Discuss whether alternative accounting policies have a systematic effect on security prices and what this implies about the information content of accounting policy changes. Include a discussion of previous research in this area.

What will be an ideal response?


ANSWER:
If security prices do not respond to artificial book-income differences, then there is evidence that investors are sophisticated and are able to see through superficial book-keeping differences. If security prices do respond to income levels that differ solely because of alternative accounting methods, with no cash flow consequences, then there is support for the naive-investor hypothesis.

Most of the initial research in this area supported rejecting the naive-investor hypothesis. Research studies have examined security-price responses to a reported change in accounting policy by a company, and they have compared companies using different accounting methods. The evidence from this research supports the claim that there is no information content in accounting policy changes, at least where there are no apparent underlying changes in cash flows. This finding has also been interpreted as a rejection of the naive-investor hypothesis. Investors appear to adjust accounting income to compensate for artificial book-keeping differences with no real substance.

One type of change in accounting policy that does produce a security-price response is a change from FIFO to LIFO inventory accounting.
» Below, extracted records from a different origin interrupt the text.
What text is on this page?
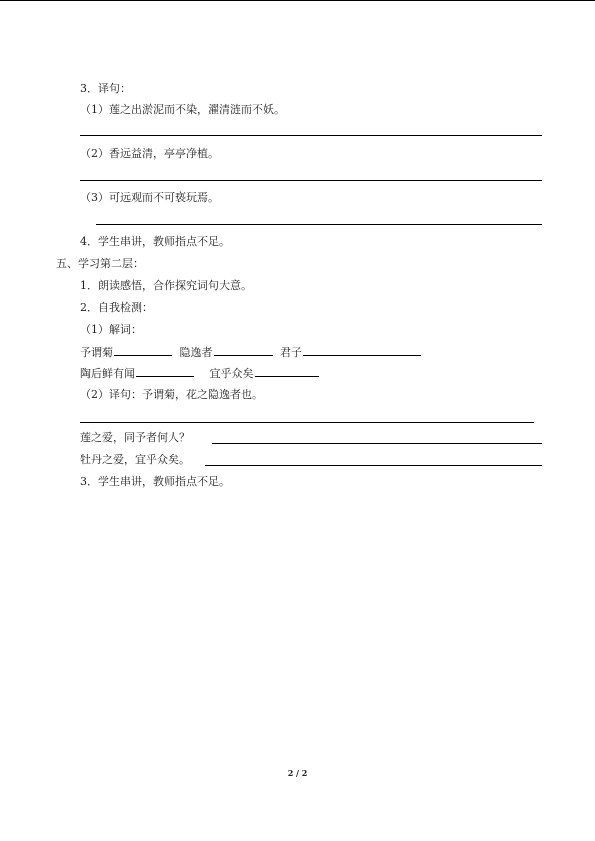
3．译句：
（1）莲之出淤泥而不染，濯清涟而不妖。
（2）香远益清，亭亭净植。
（3）可远观而不可亵玩焉。
4．学生串讲，教师指点不足。
五、学习第二层：
1．朗读感悟，合作探究词句大意。
2．自我检测：
（1）解词：
予谓菊	隐逸者	君子
陶后鲜有闻	宜乎众矣
（2）译句：予谓菊，花之隐逸者也。
莲之爱，同予者何人？
牡丹之爱，宜乎众矣。
3．学生串讲，教师指点不足。
2 / 2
Changes to LIFO have been associated with a positive security-price movement. The suggested reason for the price response is that a change to LIFO does generate real cash flow consequences by lowering taxable income, and thus income taxes. Other studies, however, contradict these findings, showing no evidence of price response or a negative price response. If these studies are correct, there may be some support for the naive-investor hypothesis. A negative price response could be interpreted as a mechanistic response to a lower accounting number, ignoring the real positive cash flow consequence due to lower taxes. However, another reason for the negative price reactions could be that investors are considering the potentially high adoption costs relative to LIFO such as accounting system changes and higher probability of violating debt contract provisions, possible diluting presumed future tax savings.

Research studies have also investigated the effect on security prices of indirect cash flow consequences, such as a reduction of dividend paying ability because of restrictive debt covenants. Studies in this area have found negative security-price responses in the case of such indirect consequences.